その後、アメリカサイドではバイデン政権が誕生し、大方の予想に反して、対中脅威論はさらに高まり、経済的な側面はもちろん、トランプ政権時には噂こそされても、実行に向けたプロセスは進めなかった軍事的な対峙の可能性もささやかれています。

国際協調への復帰を公言したバイデン大統領のアメリカ外交に引っ張られるように、欧州各国も「中国離れ・アジアシフト」を本格的に進め、日本は台湾へのコミットメントの強化の明言と、(軍事)防衛力の強化に向けた合意をアメリカ政府、そしてG7各国とかわすことになりました。

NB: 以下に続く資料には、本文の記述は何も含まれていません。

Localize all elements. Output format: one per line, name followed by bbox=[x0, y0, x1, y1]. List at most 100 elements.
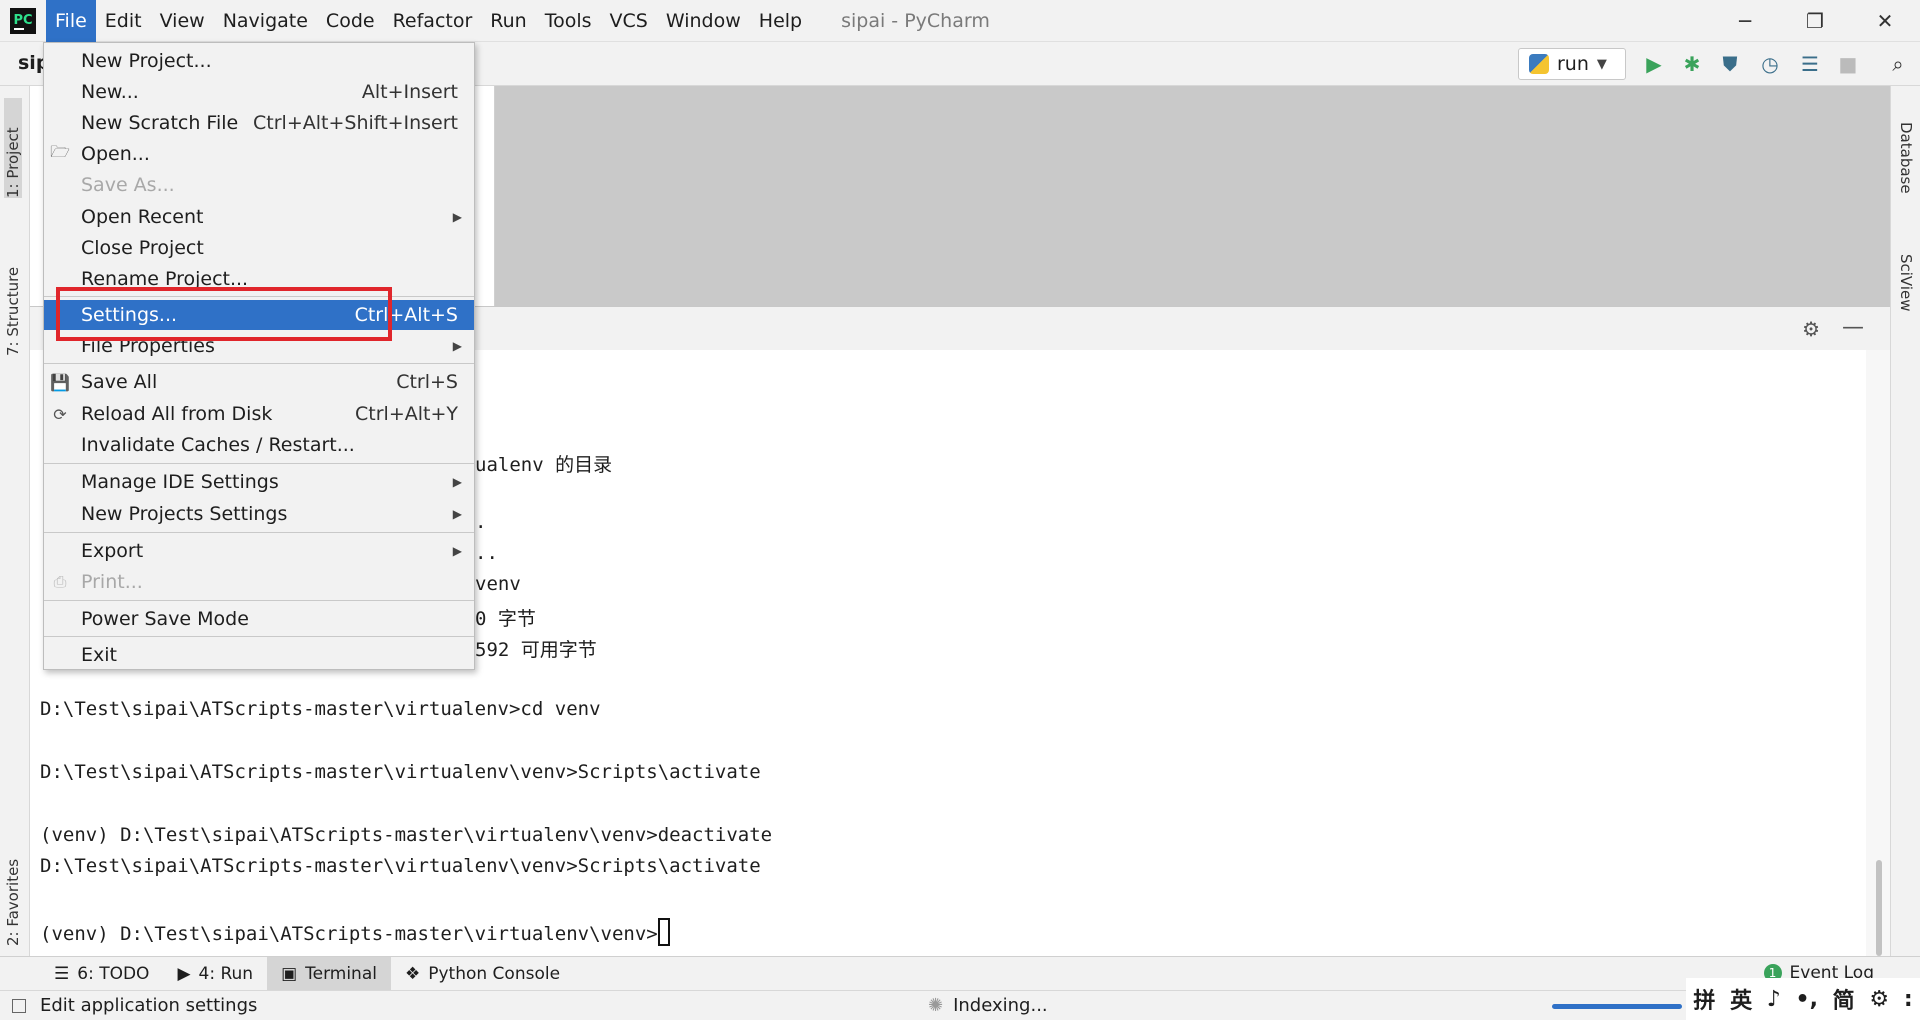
stop-icon[interactable]: ■ bbox=[1834, 50, 1862, 78]
tab-run[interactable]: ▶ 4: Run bbox=[163, 957, 267, 991]
menu-save-all[interactable]: 💾 Save All Ctrl+S bbox=[44, 367, 474, 397]
ime-simplified-icon[interactable]: 简 bbox=[1833, 983, 1855, 1015]
tab-label: Terminal bbox=[305, 963, 377, 984]
menu-open[interactable]: 🗁 Open... bbox=[44, 139, 474, 169]
printer-icon: ⎙ bbox=[53, 572, 67, 591]
menu-shortcut: Alt+Insert bbox=[361, 81, 458, 103]
tab-database[interactable]: Database bbox=[1897, 122, 1915, 194]
menu-tools[interactable]: Tools bbox=[536, 0, 601, 42]
run-config-selector[interactable]: run ▼ bbox=[1518, 48, 1626, 80]
profile-icon[interactable]: ◷ bbox=[1756, 50, 1784, 78]
settings-highlight-callout bbox=[56, 287, 392, 341]
spinner-icon: ✺ bbox=[928, 995, 944, 1016]
menu-new[interactable]: New... Alt+Insert bbox=[44, 77, 474, 107]
menu-invalidate-caches[interactable]: Invalidate Caches / Restart... bbox=[44, 430, 474, 460]
menu-label: Print... bbox=[81, 571, 143, 593]
coverage-icon[interactable]: ⛊ bbox=[1716, 50, 1744, 78]
indexing-status[interactable]: ✺ Indexing... bbox=[928, 995, 1048, 1016]
menu-shortcut: Ctrl+Alt+Y bbox=[355, 403, 458, 425]
tab-project[interactable]: 1: Project bbox=[4, 98, 22, 198]
submenu-arrow-icon: ▶ bbox=[452, 210, 462, 224]
left-tool-strip: 1: Project 7: Structure 2: Favorites bbox=[0, 86, 30, 956]
save-icon: 💾 bbox=[50, 372, 70, 392]
ime-settings-icon[interactable]: ⚙ bbox=[1869, 987, 1889, 1012]
menu-manage-ide-settings[interactable]: Manage IDE Settings ▶ bbox=[44, 467, 474, 497]
tab-terminal[interactable]: ▣ Terminal bbox=[267, 956, 391, 991]
menu-new-scratch[interactable]: New Scratch File Ctrl+Alt+Shift+Insert bbox=[44, 108, 474, 138]
menu-close-project[interactable]: Close Project bbox=[44, 233, 474, 263]
tab-favorites[interactable]: 2: Favorites bbox=[4, 826, 22, 946]
search-icon[interactable]: ⌕ bbox=[1884, 50, 1912, 78]
minimize-panel-icon[interactable]: — bbox=[1842, 315, 1864, 340]
menu-reload[interactable]: ⟳ Reload All from Disk Ctrl+Alt+Y bbox=[44, 399, 474, 429]
menu-shortcut: Ctrl+S bbox=[396, 371, 458, 393]
menu-label: Close Project bbox=[81, 237, 204, 259]
play-icon: ▶ bbox=[177, 963, 191, 984]
menu-code[interactable]: Code bbox=[317, 0, 384, 42]
menu-save-as: Save As... bbox=[44, 170, 474, 200]
menu-separator bbox=[44, 463, 474, 464]
terminal-line: .. bbox=[475, 542, 498, 564]
menu-label: New Project... bbox=[81, 50, 212, 72]
menu-new-project[interactable]: New Project... bbox=[44, 46, 474, 76]
menu-help[interactable]: Help bbox=[750, 0, 811, 42]
menu-new-projects-settings[interactable]: New Projects Settings ▶ bbox=[44, 499, 474, 529]
menu-edit[interactable]: Edit bbox=[96, 0, 151, 42]
chevron-down-icon: ▼ bbox=[1596, 56, 1607, 72]
menu-view[interactable]: View bbox=[151, 0, 214, 42]
submenu-arrow-icon: ▶ bbox=[452, 475, 462, 489]
menu-open-recent[interactable]: Open Recent ▶ bbox=[44, 202, 474, 232]
menu-vcs[interactable]: VCS bbox=[601, 0, 657, 42]
menu-label: Manage IDE Settings bbox=[81, 471, 279, 493]
tab-structure[interactable]: 7: Structure bbox=[4, 226, 22, 356]
concurrency-icon[interactable]: ☰ bbox=[1796, 50, 1824, 78]
menu-export[interactable]: Export ▶ bbox=[44, 536, 474, 566]
menu-print: ⎙ Print... bbox=[44, 567, 474, 597]
ime-punctuation-icon[interactable]: •, bbox=[1796, 987, 1818, 1012]
debug-icon[interactable]: ✱ bbox=[1678, 50, 1706, 78]
menu-run[interactable]: Run bbox=[481, 0, 535, 42]
menu-label: Save As... bbox=[81, 174, 175, 196]
run-icon[interactable]: ▶ bbox=[1640, 50, 1668, 78]
ime-english-icon[interactable]: 英 bbox=[1730, 983, 1752, 1015]
menu-label: New Projects Settings bbox=[81, 503, 288, 525]
ime-pinyin-icon[interactable]: 拼 bbox=[1693, 983, 1715, 1015]
terminal-line: . bbox=[475, 511, 487, 533]
close-button[interactable]: ✕ bbox=[1850, 0, 1920, 42]
ime-more-icon[interactable]: : bbox=[1904, 987, 1913, 1012]
menu-refactor[interactable]: Refactor bbox=[384, 0, 482, 42]
run-config-label: run bbox=[1557, 53, 1589, 75]
menu-file[interactable]: File bbox=[46, 0, 96, 42]
ime-moon-icon[interactable]: ♪ bbox=[1767, 987, 1781, 1012]
tab-todo[interactable]: ☰ 6: TODO bbox=[40, 957, 163, 991]
menu-exit[interactable]: Exit bbox=[44, 640, 474, 670]
list-icon: ☰ bbox=[54, 963, 70, 984]
ime-toolbar: 拼 英 ♪ •, 简 ⚙ : bbox=[1686, 978, 1920, 1020]
tab-python-console[interactable]: ❖ Python Console bbox=[391, 957, 574, 991]
terminal-line: ualenv 的目录 bbox=[475, 454, 613, 476]
menu-separator bbox=[44, 532, 474, 533]
menu-label: Reload All from Disk bbox=[81, 403, 273, 425]
menu-navigate[interactable]: Navigate bbox=[214, 0, 317, 42]
submenu-arrow-icon: ▶ bbox=[452, 507, 462, 521]
submenu-arrow-icon: ▶ bbox=[452, 544, 462, 558]
terminal-line: 0 字节 bbox=[475, 608, 536, 630]
python-icon bbox=[1529, 54, 1549, 74]
menu-power-save[interactable]: Power Save Mode bbox=[44, 604, 474, 634]
menu-window[interactable]: Window bbox=[657, 0, 750, 42]
gear-icon[interactable]: ⚙ bbox=[1802, 317, 1820, 341]
menu-separator bbox=[44, 636, 474, 637]
pycharm-logo-icon: PC bbox=[10, 7, 36, 34]
menu-label: New... bbox=[81, 81, 139, 103]
restore-button[interactable]: ❐ bbox=[1780, 0, 1850, 42]
terminal-line: (venv) D:\Test\sipai\ATScripts-master\vi… bbox=[40, 824, 773, 846]
minimize-button[interactable]: ─ bbox=[1710, 0, 1780, 42]
scrollbar-thumb[interactable] bbox=[1876, 860, 1882, 956]
indexing-progress-bar bbox=[1552, 1004, 1682, 1009]
editor-area bbox=[495, 86, 1890, 306]
window-controls: ─ ❐ ✕ bbox=[1710, 0, 1920, 42]
indexing-label: Indexing... bbox=[953, 995, 1048, 1016]
toggle-tool-windows-icon[interactable] bbox=[12, 999, 26, 1013]
tab-sciview[interactable]: SciView bbox=[1897, 254, 1915, 312]
menu-label: Exit bbox=[81, 644, 117, 666]
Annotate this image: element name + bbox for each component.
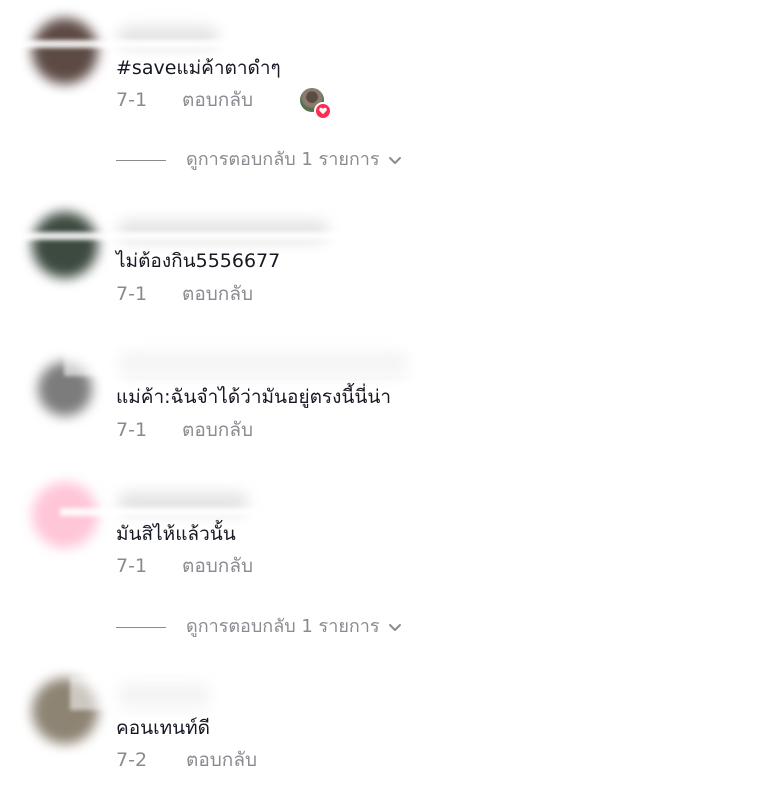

クアッド、平和で安定したインド太平洋戦略などと合わせ、対中包囲網の強化が進められました。

“世界”が中国を超大国と認識した証と言われます。

しかし、それまで世界を牛耳ってきた欧米社会に対する中国の軍事的・経済・社会的な挑戦と、それを支える戦略の背後にある“事実”を単純明快に説明することは容易ではありません。

それは、欧米社会や日本が辿ってきた発展のプロセスとは異なり、中国共産党による一党支配、イデオロギー、経済発展のための周到な戦略、軍事的な戦略と軍拡、科学技術の習得と応用のための官民一体となった徹底的な戦略、そして「中華民族の再興と統一」というわかりやすく、人心を掌握しやすい目的の設定…。

中国の力の根源は、さまざまな側面を同時に有しているからだと考えられます。

これまでは、日本という例外を除けば、「圧倒的な軍事力とそれに支えられる政治的影響力と外交力」、「圧倒的な経済力と技術力を通じた世界市場における支配力」、そして「文化・カルチャーの普及による思考への影響力」という、大きく分けて3つの力による覇権構造だったと考えますが、中国のそれは、各要素が補完的に作用しつつ、対象を使い分けている点が興味深く思います。